As the Chinese leader left Moscow on Wednesday, Japanese Prime Minister Fumio Kishida left Kyiv after a surprise visit intended as a show of support for Ukrainian President Volodymyr Zelenskyy and a counterpoint to Xi’s Russia trip.
Rahm Emanuel, the American ambassador to Japan, a close U.S. ally, said the dueling visits reflected “two very different European-Pacific partnerships.”
“Prime Minister Kishida stands with freedom, and Xi stands with a war criminal,” he said in a statement, referring to an arrest warrant the International Criminal Court issued for Putin last week over his alleged involvement in the abduction of Ukrainian children.

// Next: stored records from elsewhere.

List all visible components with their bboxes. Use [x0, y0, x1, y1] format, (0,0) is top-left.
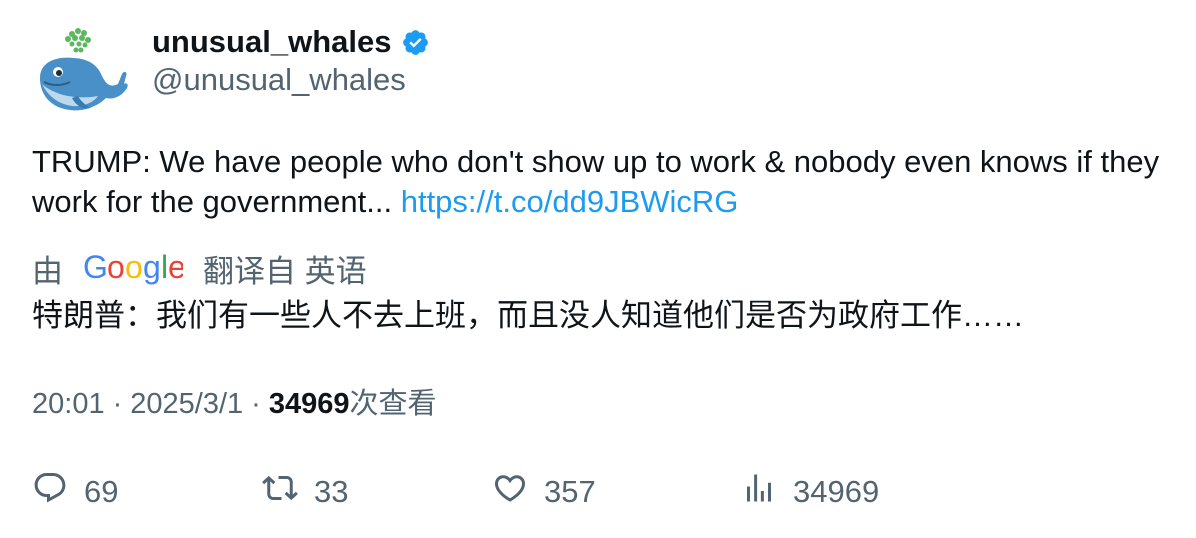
bar-chart-icon	[741, 470, 777, 514]
retweet-button[interactable]: 33	[262, 470, 348, 514]
retweet-icon	[262, 470, 298, 514]
translated-text: 特朗普：我们有一些人不去上班，而且没人知道他们是否为政府工作……	[32, 298, 1024, 333]
translation-suffix: 翻译自 英语	[203, 253, 367, 289]
reply-count: 69	[84, 474, 119, 509]
google-logo-icon: G o o g l e	[83, 248, 186, 288]
svg-text:o: o	[107, 249, 125, 285]
svg-text:g: g	[143, 249, 161, 285]
author-display-name[interactable]: unusual_whales	[152, 24, 391, 60]
tweet-meta: 20:01 · 2025/3/1 · 34969次查看	[32, 384, 436, 424]
svg-text:o: o	[125, 249, 143, 285]
reply-icon	[32, 470, 68, 514]
svg-text:e: e	[168, 249, 183, 285]
tweet-body: TRUMP: We have people who don't show up …	[32, 142, 1172, 222]
heart-icon	[492, 470, 528, 514]
tweet-time[interactable]: 20:01	[32, 388, 105, 420]
views-count: 34969	[793, 474, 880, 509]
tweet-link[interactable]: https://t.co/dd9JBWicRG	[401, 184, 739, 219]
tweet-card: unusual_whales @unusual_whales TRUMP: We…	[0, 0, 1196, 538]
svg-text:G: G	[83, 249, 108, 285]
retweet-count: 33	[314, 474, 349, 509]
translation-attribution[interactable]: 由 G o o g l e 翻译自 英语	[32, 247, 367, 289]
views-button[interactable]: 34969	[741, 470, 879, 514]
meta-views-count: 34969	[268, 388, 350, 420]
verified-badge-icon	[401, 28, 430, 57]
meta-views-label: 次查看	[349, 388, 437, 420]
author-handle[interactable]: @unusual_whales	[152, 62, 406, 98]
tweet-date[interactable]: 2025/3/1	[130, 388, 243, 420]
author-name-row: unusual_whales	[152, 22, 430, 62]
meta-separator: ·	[112, 388, 123, 420]
like-button[interactable]: 357	[492, 470, 596, 514]
translation-prefix: 由	[32, 253, 63, 289]
whale-avatar-icon[interactable]	[32, 22, 128, 118]
reply-button[interactable]: 69	[32, 470, 118, 514]
meta-separator: ·	[251, 388, 261, 420]
like-count: 357	[544, 474, 596, 509]
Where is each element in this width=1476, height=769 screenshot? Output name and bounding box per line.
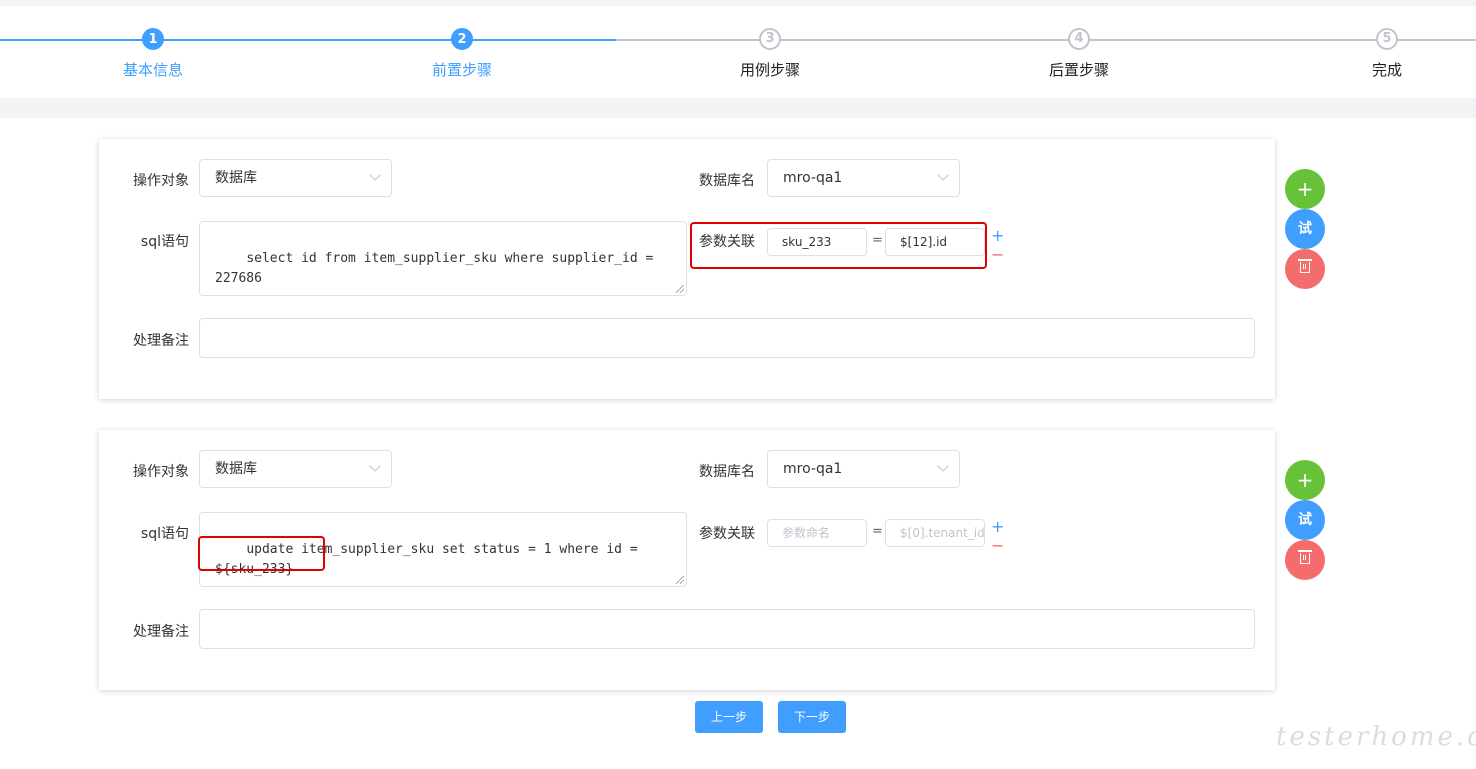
sql-label: sql语句 [140, 234, 189, 250]
try-button-1[interactable]: 试 [1285, 209, 1325, 249]
trash-icon [1298, 259, 1312, 273]
step-case-steps[interactable]: 3 用例步骤 [710, 28, 830, 80]
equals-sign: = [872, 524, 883, 539]
watermark: testerhome.com [1276, 722, 1476, 752]
pre-step-card-1: 操作对象 数据库 数据库名 mro-qa1 sql语句 select id fr… [99, 139, 1275, 399]
remove-param-button[interactable]: − [991, 538, 1004, 554]
remark-input[interactable] [199, 609, 1255, 649]
param-name-input[interactable]: 参数命名 [767, 519, 867, 547]
chevron-down-icon [937, 460, 949, 472]
try-label: 试 [1298, 221, 1312, 237]
step-post-steps[interactable]: 4 后置步骤 [1019, 28, 1139, 80]
plus-icon: + [1296, 468, 1314, 492]
db-name-select[interactable]: mro-qa1 [767, 159, 960, 197]
operation-target-label: 操作对象 [133, 173, 189, 189]
param-value-input[interactable]: $[0].tenant_id [885, 519, 985, 547]
step-number: 4 [1068, 28, 1090, 50]
add-param-button[interactable]: + [991, 519, 1004, 535]
remark-label: 处理备注 [133, 333, 189, 349]
step-label: 基本信息 [122, 61, 183, 79]
operation-target-select[interactable]: 数据库 [199, 159, 392, 197]
step-label: 完成 [1371, 61, 1402, 79]
step-label: 用例步骤 [739, 61, 800, 79]
step-number: 2 [451, 28, 473, 50]
step-number: 5 [1376, 28, 1398, 50]
resize-handle[interactable] [676, 576, 684, 584]
db-name-value: mro-qa1 [783, 170, 843, 186]
step-label: 前置步骤 [431, 61, 492, 79]
pre-step-card-2: 操作对象 数据库 数据库名 mro-qa1 sql语句 update item_… [99, 430, 1275, 690]
chevron-down-icon [369, 460, 381, 472]
step-basic-info[interactable]: 1 基本信息 [93, 28, 213, 80]
operation-target-value: 数据库 [215, 461, 257, 477]
next-step-button[interactable]: 下一步 [778, 701, 846, 733]
remark-input[interactable] [199, 318, 1255, 358]
sql-textarea[interactable]: select id from item_supplier_sku where s… [199, 221, 687, 296]
delete-step-button-1[interactable] [1285, 249, 1325, 289]
db-name-label: 数据库名 [699, 173, 755, 189]
param-link-label: 参数关联 [699, 526, 755, 542]
step-number: 1 [142, 28, 164, 50]
highlight-box-variable [198, 536, 325, 571]
prev-step-button[interactable]: 上一步 [695, 701, 763, 733]
add-step-button-1[interactable]: + [1285, 169, 1325, 209]
resize-handle[interactable] [676, 285, 684, 293]
highlight-box-param [690, 222, 987, 269]
remark-label: 处理备注 [133, 624, 189, 640]
step-pre-steps[interactable]: 2 前置步骤 [402, 28, 522, 80]
db-name-label: 数据库名 [699, 464, 755, 480]
try-label: 试 [1298, 512, 1312, 528]
add-step-button-2[interactable]: + [1285, 460, 1325, 500]
step-number: 3 [759, 28, 781, 50]
plus-icon: + [1296, 177, 1314, 201]
trash-icon [1298, 550, 1312, 564]
db-name-value: mro-qa1 [783, 461, 843, 477]
steps-bar: 1 基本信息 2 前置步骤 3 用例步骤 4 后置步骤 5 完成 [0, 6, 1476, 98]
operation-target-select[interactable]: 数据库 [199, 450, 392, 488]
add-param-button[interactable]: + [991, 228, 1004, 244]
sql-label: sql语句 [140, 526, 189, 542]
delete-step-button-2[interactable] [1285, 540, 1325, 580]
operation-target-label: 操作对象 [133, 464, 189, 480]
sql-text: select id from item_supplier_sku where s… [215, 251, 662, 286]
db-name-select[interactable]: mro-qa1 [767, 450, 960, 488]
remove-param-button[interactable]: − [991, 247, 1004, 263]
operation-target-value: 数据库 [215, 170, 257, 186]
step-finish[interactable]: 5 完成 [1327, 28, 1447, 80]
try-button-2[interactable]: 试 [1285, 500, 1325, 540]
chevron-down-icon [369, 169, 381, 181]
chevron-down-icon [937, 169, 949, 181]
step-label: 后置步骤 [1048, 61, 1109, 79]
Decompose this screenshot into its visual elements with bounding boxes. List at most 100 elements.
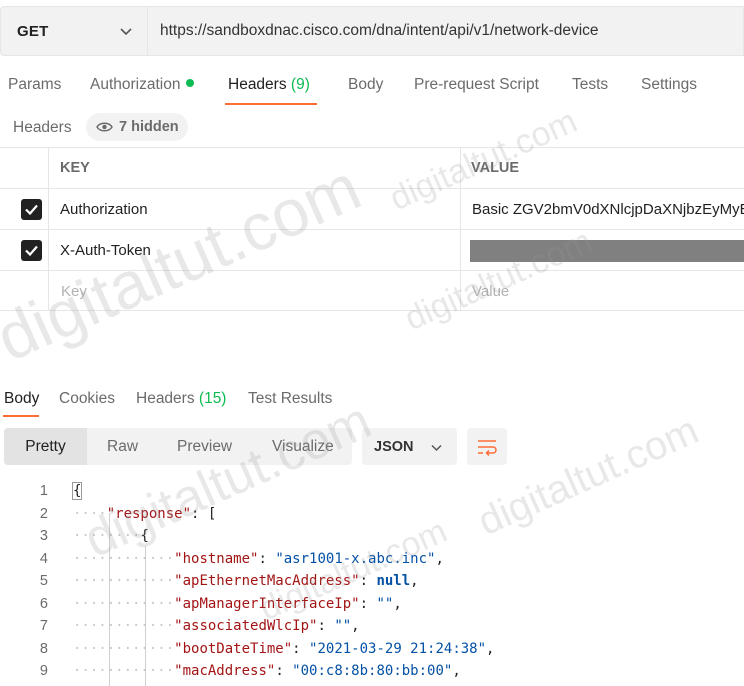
code-line: 4 ············"hostname": "asr1001-x.abc… [0, 548, 744, 570]
format-select[interactable]: JSON [362, 428, 457, 465]
json-string: "" [376, 595, 394, 612]
code-line: 8 ············"bootDateTime": "2021-03-2… [0, 638, 744, 660]
request-tabs: Params Authorization Headers (9) Body Pr… [0, 66, 744, 106]
tab-authorization[interactable]: Authorization [90, 76, 195, 94]
tab-headers[interactable]: Headers (9) [228, 76, 310, 94]
tab-headers-count: (9) [290, 76, 310, 93]
request-bar: GET https://sandboxdnac.cisco.com/dna/in… [0, 6, 744, 56]
header-value[interactable]: Basic ZGV2bmV0dXNlcjpDaXNjbzEyMyE= [472, 201, 744, 218]
tab-cookies[interactable]: Cookies [59, 390, 115, 408]
table-row: Authorization Basic ZGV2bmV0dXNlcjpDaXNj… [0, 188, 744, 229]
json-key: "macAddress" [174, 663, 276, 679]
response-body-code[interactable]: 1 { 2 ····"response": [ 3 ········{ 4 ··… [0, 480, 744, 686]
column-key-header: KEY [60, 160, 90, 176]
hidden-count: 7 hidden [119, 119, 179, 135]
line-number: 4 [39, 550, 48, 567]
line-number: 7 [39, 618, 48, 634]
format-label: JSON [374, 438, 414, 455]
json-key: "apManagerInterfaceIp" [174, 595, 360, 612]
table-header-row: KEY VALUE [0, 147, 744, 188]
active-tab-indicator [3, 415, 39, 417]
tab-response-headers[interactable]: Headers (15) [136, 390, 226, 408]
wrap-lines-icon [478, 439, 497, 456]
code-line: 7 ············"associatedWlcIp": "", [0, 615, 744, 637]
indent-dots: ············ [73, 640, 175, 657]
tab-response-body[interactable]: Body [4, 390, 39, 408]
tab-headers-label: Headers [228, 76, 287, 93]
tab-authorization-label: Authorization [90, 76, 181, 93]
tab-response-headers-label: Headers [136, 390, 195, 407]
check-icon [25, 245, 38, 257]
tab-response-headers-count: (15) [198, 390, 227, 407]
url-text: https://sandboxdnac.cisco.com/dna/intent… [160, 22, 599, 39]
header-key[interactable]: X-Auth-Token [60, 242, 151, 259]
new-value-input[interactable]: Value [472, 283, 509, 300]
json-key: "response" [106, 505, 192, 522]
indent-dots: ···· [73, 505, 107, 522]
code-line: 1 { [0, 480, 744, 502]
code-text: { [71, 482, 83, 500]
indent-dots: ············ [73, 595, 175, 612]
tab-settings[interactable]: Settings [641, 76, 697, 94]
line-number: 6 [39, 595, 48, 612]
column-divider [48, 148, 49, 188]
chevron-down-icon [431, 444, 442, 452]
view-raw-button[interactable]: Raw [107, 428, 138, 465]
column-divider [48, 230, 49, 270]
column-divider [460, 148, 461, 188]
active-tab-indicator [225, 103, 317, 105]
view-visualize-button[interactable]: Visualize [272, 428, 334, 465]
view-pretty-button[interactable]: Pretty [4, 428, 87, 465]
code-line: 3 ········{ [0, 525, 744, 547]
column-divider [48, 189, 49, 229]
json-string: "00:c8:8b:80:bb:00" [292, 663, 453, 679]
column-divider [460, 230, 461, 270]
response-tabs: Body Cookies Headers (15) Test Results [0, 382, 744, 418]
view-preview-button[interactable]: Preview [177, 428, 232, 465]
view-mode-group: Pretty Raw Preview Visualize [4, 428, 352, 465]
indent-dots: ············ [73, 550, 175, 567]
column-value-header: VALUE [471, 160, 520, 176]
new-key-input[interactable]: Key [61, 283, 87, 300]
line-number: 5 [39, 573, 48, 589]
redacted-value [470, 240, 744, 262]
code-line: 5 ············"apEthernetMacAddress": nu… [0, 570, 744, 592]
indent-dots: ············ [73, 573, 175, 589]
url-input[interactable]: https://sandboxdnac.cisco.com/dna/intent… [148, 6, 744, 56]
headers-toolbar: Headers 7 hidden [0, 112, 744, 142]
table-row: X-Auth-Token [0, 229, 744, 270]
status-dot-icon [186, 79, 195, 87]
tab-tests[interactable]: Tests [572, 76, 608, 94]
indent-dots: ············ [73, 618, 175, 634]
method-select[interactable]: GET [0, 6, 148, 56]
json-string: "2021-03-29 21:24:38" [309, 640, 487, 657]
line-number: 8 [39, 640, 48, 657]
tab-pre-request-script[interactable]: Pre-request Script [414, 76, 539, 94]
json-key: "bootDateTime" [174, 640, 293, 657]
code-line: 2 ····"response": [ [0, 503, 744, 525]
chevron-down-icon [120, 28, 132, 36]
code-line: 9 ············"macAddress": "00:c8:8b:80… [0, 660, 744, 682]
line-number: 3 [39, 528, 48, 544]
headers-title: Headers [13, 119, 72, 136]
json-string: "asr1001-x.abc.inc" [275, 550, 436, 567]
json-string: "" [334, 618, 352, 634]
line-number: 2 [39, 505, 48, 522]
tab-params[interactable]: Params [8, 76, 61, 94]
wrap-lines-button[interactable] [467, 428, 507, 465]
checkbox-checked-icon[interactable] [21, 199, 42, 220]
tab-test-results[interactable]: Test Results [248, 390, 332, 408]
header-key[interactable]: Authorization [60, 201, 148, 218]
table-row-new: Key Value [0, 270, 744, 311]
column-divider [48, 271, 49, 310]
hidden-headers-toggle[interactable]: 7 hidden [86, 113, 188, 141]
json-key: "apEthernetMacAddress" [174, 573, 360, 589]
json-key: "hostname" [174, 550, 259, 567]
json-punct: { [140, 528, 149, 544]
tab-body[interactable]: Body [348, 76, 383, 94]
headers-table: KEY VALUE Authorization Basic ZGV2bmV0dX… [0, 147, 744, 312]
indent-dots: ············ [73, 663, 175, 679]
column-divider [460, 271, 461, 310]
checkbox-checked-icon[interactable] [21, 240, 42, 261]
column-divider [460, 189, 461, 229]
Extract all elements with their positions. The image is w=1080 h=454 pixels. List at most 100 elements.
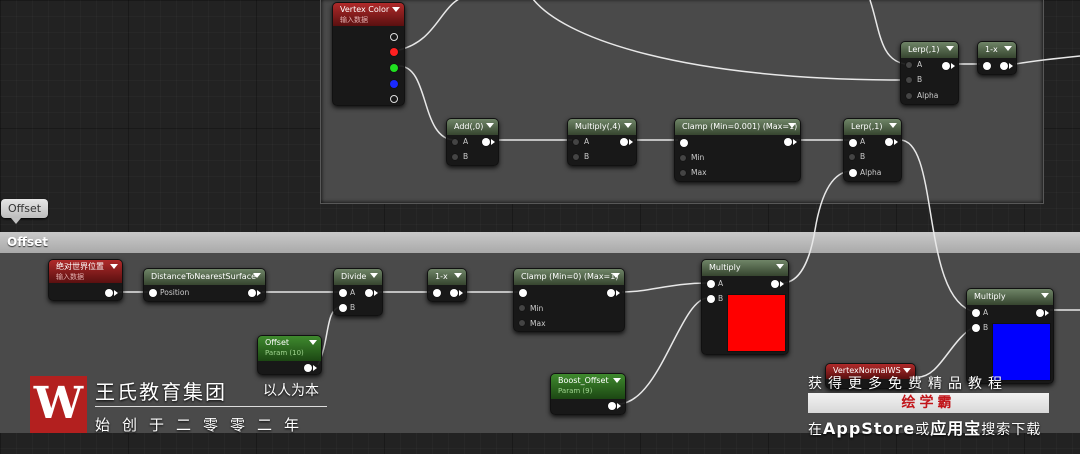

Moscow denies the allegations, while Beijing has accused the court of using “double standards.” Neither Russia, China, Ukraine nor the U.S. are members of the court.
Putin the ‘junior partner’?
Beyond Ukraine, Xi’s Russia trip furthered his efforts to portray China as an emerging global leader, building on the momentum from a recent Beijing-brokered deal to restore diplomatic relations between Saudi Arabia and Iran.
While in Moscow, Xi and Putin talked about the idea of a world in which no one country makes decisions for others. “We are working in solidarity on the formation of a more just and democratic multipolar world order,” Putin said on the Kremlin’s website.
But what Xi’s visit mostly underscored, experts say, is how imbalanced the China-Russia relationship is becoming.
“It certainly shows Russia needing Beijing far more than the other way around,” said Ja Ian Chong, an associate professor at the National University of Singapore, who specializes in Chinese foreign policy.
Sam Greene, a professor of Russian politics at King’s College London, said Xi’s visit was “essentially permission from Beijing to keep fighting,” but that Putin didn’t get much else on Ukraine, while announcements on economic cooperation largely favored China.